Mr Atkins also recommended that Ashford College and Hadlow’s site in Canterbury, which deals with animal management, should be taken over by the East Kent College [EKC] Group.


EKC was created after the merger of East Kent and Canterbury College last year, and employs more than 1,000 people and has an annual income of £55million.


The FEC gave Canterbury College a notice of concern for financial health in 2016 before the merger took place. 


And the Commissioner identified Capel Manor, a land-based college with its main base at Enfield, to take over another of Hadlow College’s animal management sites at Mottingham near Bromley.


Last year’s accounts showed that it had an income of £13.5million, more than 250 staff and an ESFA financial health score of ‘outstanding’.


The Hadlow Group responded to the FEC’s recommendations with a statement saying: “The Education Administrators in respect to Hadlow College and the West Kent and Ashford College board will now consider these recommendations.


“Staff have been informed and will be made aware of relevant decisions and, where appropriate, will be kept informed over the summer.”

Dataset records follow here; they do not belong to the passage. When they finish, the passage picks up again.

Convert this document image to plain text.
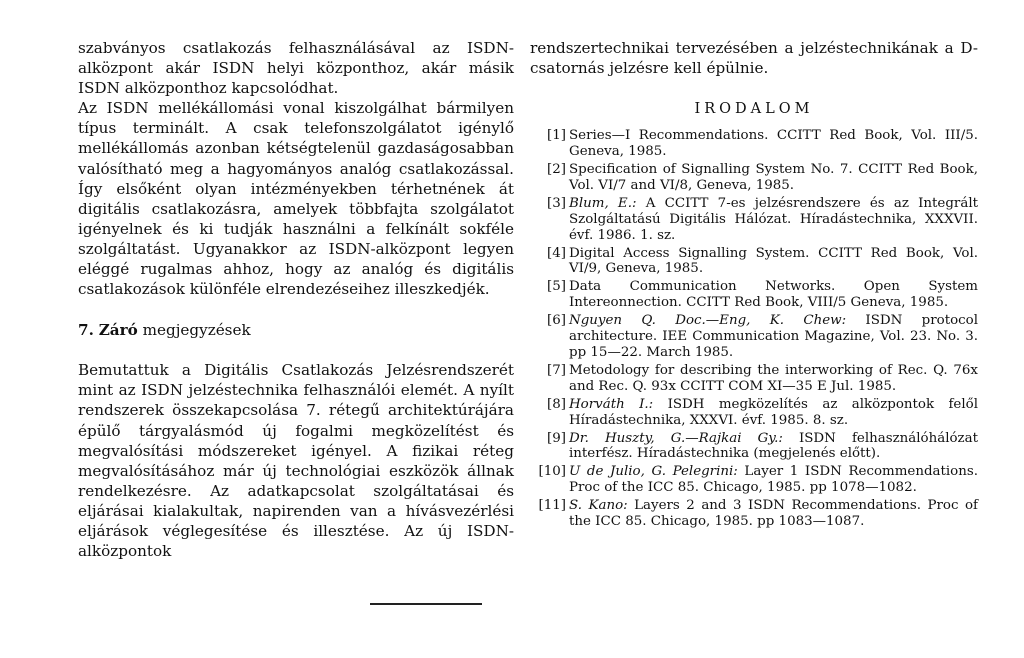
szabványos csatlakozás felhasználásával az ISDN-alközpont akár ISDN helyi központhoz, akár másik ISDN alközponthoz kapcsolódhat.

Az ISDN mellékállomási vonal kiszolgálhat bármilyen típus terminált. A csak telefonszolgálatot igénylő mellékállomás azonban kétségtelenül gazdaságosabban valósítható meg a hagyományos analóg csatlakozással. Így elsőként olyan intézményekben térhetnének át digitális csatlakozásra, amelyek többfajta szolgálatot igényelnek és ki tudják használni a felkínált sokféle szolgáltatást. Ugyanakkor az ISDN-alközpont legyen eléggé rugalmas ahhoz, hogy az analóg és digitális csatlakozások különféle elrendezéseihez illeszkedjék.

7. Záró megjegyzések

Bemutattuk a Digitális Csatlakozás Jelzésrendszerét mint az ISDN jelzéstechnika felhasználói elemét. A nyílt rendszerek összekapcsolása 7. rétegű architektúrájára épülő tárgyalásmód új fogalmi megközelítést és megvalósítási módszereket igényel. A fizikai réteg megvalósításához már új technológiai eszközök állnak rendelkezésre. Az adatkapcsolat szolgáltatásai és eljárásai kialakultak, napirenden van a hívásvezérlési eljárások véglegesítése és illesztése. Az új ISDN-alközpontok

rendszertechnikai tervezésében a jelzéstechnikának a D-csatornás jelzésre kell épülnie.

IRODALOM
[1] Series—I Recommendations. CCITT Red Book, Vol. III/5. Geneva, 1985.
[2] Specification of Signalling System No. 7. CCITT Red Book, Vol. VI/7 and VI/8, Geneva, 1985.
[3] Blum, E.: A CCITT 7-es jelzésrendszere és az Integrált Szolgáltatású Digitális Hálózat. Híradástechnika, XXXVII. évf. 1986. 1. sz.
[4] Digital Access Signalling System. CCITT Red Book, Vol. VI/9, Geneva, 1985.
[5] Data Communication Networks. Open System Intereonnection. CCITT Red Book, VIII/5 Geneva, 1985.
[6] Nguyen Q. Doc.—Eng, K. Chew: ISDN protocol architecture. IEE Communication Magazine, Vol. 23. No. 3. pp 15—22. March 1985.
[7] Metodology for describing the interworking of Rec. Q. 76x and Rec. Q. 93x CCITT COM XI—35 E Jul. 1985.
[8] Horváth I.: ISDH megközelítés az alközpontok felől Híradástechnika, XXXVI. évf. 1985. 8. sz.
[9] Dr. Huszty, G.—Rajkai Gy.: ISDN felhasználóhálózat interfész. Híradástechnika (megjelenés előtt).
[10] U de Julio, G. Pelegrini: Layer 1 ISDN Recommendations. Proc of the ICC 85. Chicago, 1985. pp 1078—1082.
[11] S. Kano: Layers 2 and 3 ISDN Recommendations. Proc of the ICC 85. Chicago, 1985. pp 1083—1087.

It added: “The colleges are undertaking a series of staff update sessions around the campuses/sites this week where staff can raise any questions or issues of concern.


North Kent College said: “Following a robust process the FE Commissioner has now made his recommendations to help solve the challenges at Hadlow College and West Kent and Ashford College.


“The recommendations follow a procedure which saw a range of providers develop bids for either whole, or constituent parts, of both Hadlow College and West Kent and Ashford College.


“The leadership teams of Capel Manor College, EKC Group and North Kent College will now undertake the due diligence required.”